A man grabbed his coat from behind, trying to hold him in place. Yu leaned back, shifting his weight, then suddenly pulled forward and slammed the man's head down onto the table. The impact echoed, and the grip vanished immediately. Yu turned, driving a clean punch into the man's jaw, sending him sprawling across the floor.

Another attacker charged in with a metal rod, swinging it down with full force. Yu caught it with both hands just before it landed. The shock ran through his arms, forcing his muscles to strain as he held it in place. For a brief moment, they were locked together, both pushing against the other.

Then Yu stepped forward and smashed his forehead into the man's face.

The man's grip broke instantly.

Yu ripped the rod free, spun it once in his hand, and struck. The metal slammed into the man's throat with a brutal crack, dropping him where he stood. Without stopping, Yu turned and swung again, the rod crashing into another attacker's shoulder, forcing him to the ground with a scream.

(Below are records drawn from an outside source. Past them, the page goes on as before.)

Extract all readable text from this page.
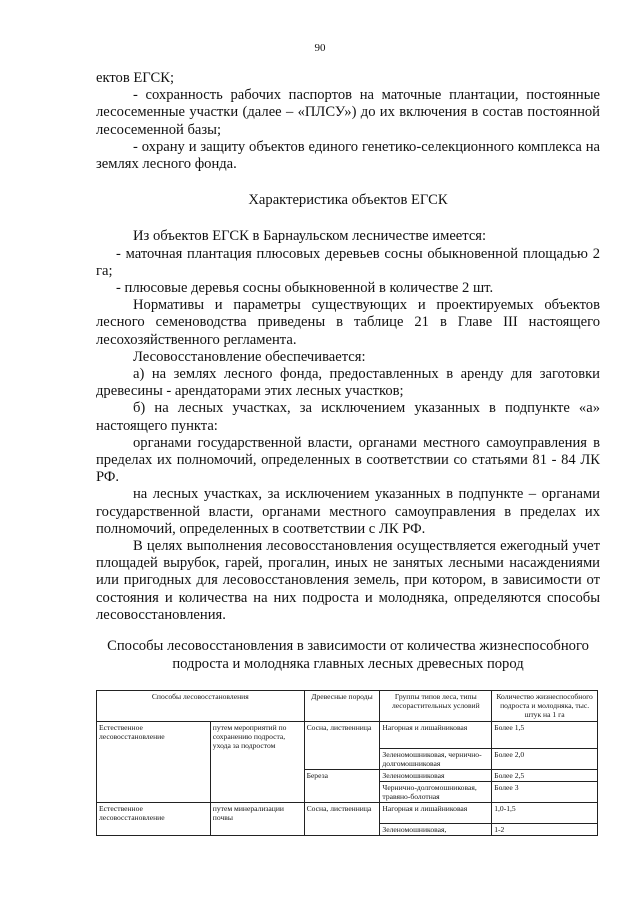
90

ектов ЕГСК;

- сохранность рабочих паспортов на маточные плантации, постоянные лесосеменные участки (далее – «ПЛСУ») до их включения в состав постоянной лесосеменной базы;

- охрану и защиту объектов единого генетико-селекционного комплекса на землях лесного фонда.

Характеристика объектов ЕГСК

Из объектов ЕГСК в Барнаульском лесничестве имеется:

- маточная плантация плюсовых деревьев сосны обыкновенной площадью 2 га;

- плюсовые деревья сосны обыкновенной в количестве 2 шт.

Нормативы и параметры существующих и проектируемых объектов лесного семеноводства приведены в таблице 21 в Главе III настоящего лесохозяйственного регламента.

Лесовосстановление обеспечивается:

а) на землях лесного фонда, предоставленных в аренду для заготовки древесины - арендаторами этих лесных участков;

б) на лесных участках, за исключением указанных в подпункте «а» настоящего пункта:

органами государственной власти, органами местного самоуправления в пределах их полномочий, определенных в соответствии со статьями 81 - 84 ЛК РФ.

на лесных участках, за исключением указанных в подпункте – органами государственной власти, органами местного самоуправления в пределах их полномочий, определенных в соответствии с ЛК РФ.

В целях выполнения лесовосстановления осуществляется ежегодный учет площадей вырубок, гарей, прогалин, иных не занятых лесными насаждениями или пригодных для лесовосстановления земель, при котором, в зависимости от состояния и количества на них подроста и молодняка, определяются способы лесовосстановления.

Способы лесовосстановления в зависимости от количества жизнеспособного подроста и молодняка главных лесных древесных пород
Способы лесовосстановления		Древесные породы	Группы типов леса, типы лесорастительных условий	Количество жизнеспособного подроста и молодняка, тыс. штук на 1 га
Естественное лесовосстановление	путем мероприятий по сохранению подроста, ухода за подростом	Сосна, лиственница	Нагорная и лишайниковая	Более 1,5
			Зеленомошниковая, чернично-долгомошниковая	Более 2,0
		Береза	Зеленомошниковая	Более 2,5
			Чернично-долгомошниковая, травяно-болотная	Более 3
Естественное лесовосстановление	путем минерализации почвы	Сосна, лиственница	Нагорная и лишайниковая	1,0-1,5
			Зеленомошниковая,	1-2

The fight had become pure chaos now.

Bodies collided. Furniture broke apart. Blood streaked across the floor as people slipped and struggled to regain footing. Someone tried to grab Yu from behind again, locking onto his shoulders, but Yu stomped backward, crushing the man's foot under his heel. The pain forced him to let go. Yu twisted free, turned, and drove a series of punches into his face, each one sharp and precise until the man dropped.

Another attacker rushed blindly toward him. Yu stepped aside at the last second, letting the momentum carry the man forward before driving a kick into his back. The force sent him crashing into a table, shattering it completely as he hit the ground.

The room started to slow.

One by one, the attackers fell back, either unable or unwilling to keep going. The noise faded into heavy breathing, groans, and the occasional crash of something settling on the floor.

Yu stood in the center of it all.

His tie hung loose. His coat was torn. Blood marked his face and hands, some of it his, most of it not. His breathing was heavier now, but his eyes were clear—focused, alive in a way they hadn't been before.

No one moved.

Then, slowly, the boss stood up.

The only one left who hadn't joined the fight.

Yu lifted his head and met his gaze.